Auf Probleme aufmerksam machen
„Wir sind natürlich traurig, wenn ein Tier stirbt“, sagt Folko Balfanz, zoologischer Kurator in Schönbrunn. Doch als Präparat im NHM könne die Eisbärin auf die Probleme ihrer Art aufmerksam machen: „In der Arktis sind die Temperaturen um vier Grad gestiegen. Klimawandel, Umweltverschmutzung, die Suche nach Öl und Gas, aber auch der Tourismus bedrohen den Lebensraum“, erklärt Balfanz.
Innere der Bärin ist aus PU-Schaum
Mit „Kunstfertigkeit und wissenschaftlicher Genauigkeit“ habe man in vier Wochen ein naturgetreues Abbild erschaffen, so Mikschi. Das Innere des Bären ist aus PU-Schaum, „die einzigen Knochen sind in den Zehen“. Die aufrechte Haltung habe man aus pragmatischen Gründen gewählt: „Dann braucht der Bär weniger Platz“, sagt Mikschi und lacht. Immerhin ist er 2,11 Meter groß.

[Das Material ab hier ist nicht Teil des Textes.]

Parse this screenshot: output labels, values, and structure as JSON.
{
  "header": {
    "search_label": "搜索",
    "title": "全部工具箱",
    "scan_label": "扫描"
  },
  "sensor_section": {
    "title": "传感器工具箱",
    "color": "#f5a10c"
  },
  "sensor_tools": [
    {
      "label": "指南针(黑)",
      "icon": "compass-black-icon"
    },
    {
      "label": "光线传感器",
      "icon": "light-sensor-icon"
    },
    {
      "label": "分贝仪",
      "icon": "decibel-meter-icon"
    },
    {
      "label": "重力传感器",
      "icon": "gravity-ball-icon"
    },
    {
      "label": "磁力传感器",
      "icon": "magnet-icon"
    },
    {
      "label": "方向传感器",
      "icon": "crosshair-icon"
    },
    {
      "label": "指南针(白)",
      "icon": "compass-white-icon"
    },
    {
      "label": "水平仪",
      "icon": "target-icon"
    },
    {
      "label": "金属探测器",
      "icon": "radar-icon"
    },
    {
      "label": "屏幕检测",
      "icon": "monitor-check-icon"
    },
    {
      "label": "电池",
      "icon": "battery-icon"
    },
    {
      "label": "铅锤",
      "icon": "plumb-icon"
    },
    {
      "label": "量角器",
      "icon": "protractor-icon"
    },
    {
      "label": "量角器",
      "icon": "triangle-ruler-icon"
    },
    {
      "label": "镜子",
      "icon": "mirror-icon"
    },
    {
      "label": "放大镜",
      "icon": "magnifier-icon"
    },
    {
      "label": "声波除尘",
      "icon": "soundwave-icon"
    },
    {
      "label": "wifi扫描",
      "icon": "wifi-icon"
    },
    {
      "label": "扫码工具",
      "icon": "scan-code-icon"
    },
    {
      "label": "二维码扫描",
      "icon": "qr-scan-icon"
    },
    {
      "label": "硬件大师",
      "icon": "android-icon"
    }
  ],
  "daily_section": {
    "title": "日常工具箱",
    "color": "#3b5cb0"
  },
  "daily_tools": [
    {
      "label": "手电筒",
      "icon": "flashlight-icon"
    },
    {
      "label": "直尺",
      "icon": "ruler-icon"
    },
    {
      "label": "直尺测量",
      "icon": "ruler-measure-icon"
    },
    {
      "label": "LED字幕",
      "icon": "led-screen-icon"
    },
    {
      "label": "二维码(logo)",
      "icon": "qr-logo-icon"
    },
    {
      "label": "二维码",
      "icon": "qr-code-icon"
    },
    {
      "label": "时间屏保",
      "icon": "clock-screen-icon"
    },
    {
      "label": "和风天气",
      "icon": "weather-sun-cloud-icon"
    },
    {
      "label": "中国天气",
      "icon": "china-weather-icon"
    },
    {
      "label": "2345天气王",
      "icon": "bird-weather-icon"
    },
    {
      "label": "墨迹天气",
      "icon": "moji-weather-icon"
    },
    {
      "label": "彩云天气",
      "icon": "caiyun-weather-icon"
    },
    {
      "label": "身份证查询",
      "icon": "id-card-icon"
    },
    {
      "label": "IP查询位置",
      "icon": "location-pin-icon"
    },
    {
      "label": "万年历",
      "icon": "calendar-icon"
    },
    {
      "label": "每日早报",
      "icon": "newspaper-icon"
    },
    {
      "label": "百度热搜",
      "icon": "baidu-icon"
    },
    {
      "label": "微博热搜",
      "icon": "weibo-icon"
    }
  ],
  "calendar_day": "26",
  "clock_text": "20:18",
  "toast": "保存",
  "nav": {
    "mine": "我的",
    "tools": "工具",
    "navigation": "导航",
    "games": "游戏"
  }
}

Neben der Bärin finden sich in der Werkstatt auch Schneehasen, ein Arktischer Wolf sowie eine Robbe („man könnte auch sagen: ein Gabelbissen für Eisbären“, scherzt Mikschi). Auch sie wird man bei der Ausstellung bewundern können. Ebenso wie einen vier Meter langen Belugawal: „Wir kriegen natürlich keinen echten Wal, daher müssen wir hier ein Modell zeigen“, erklärt Mikschi.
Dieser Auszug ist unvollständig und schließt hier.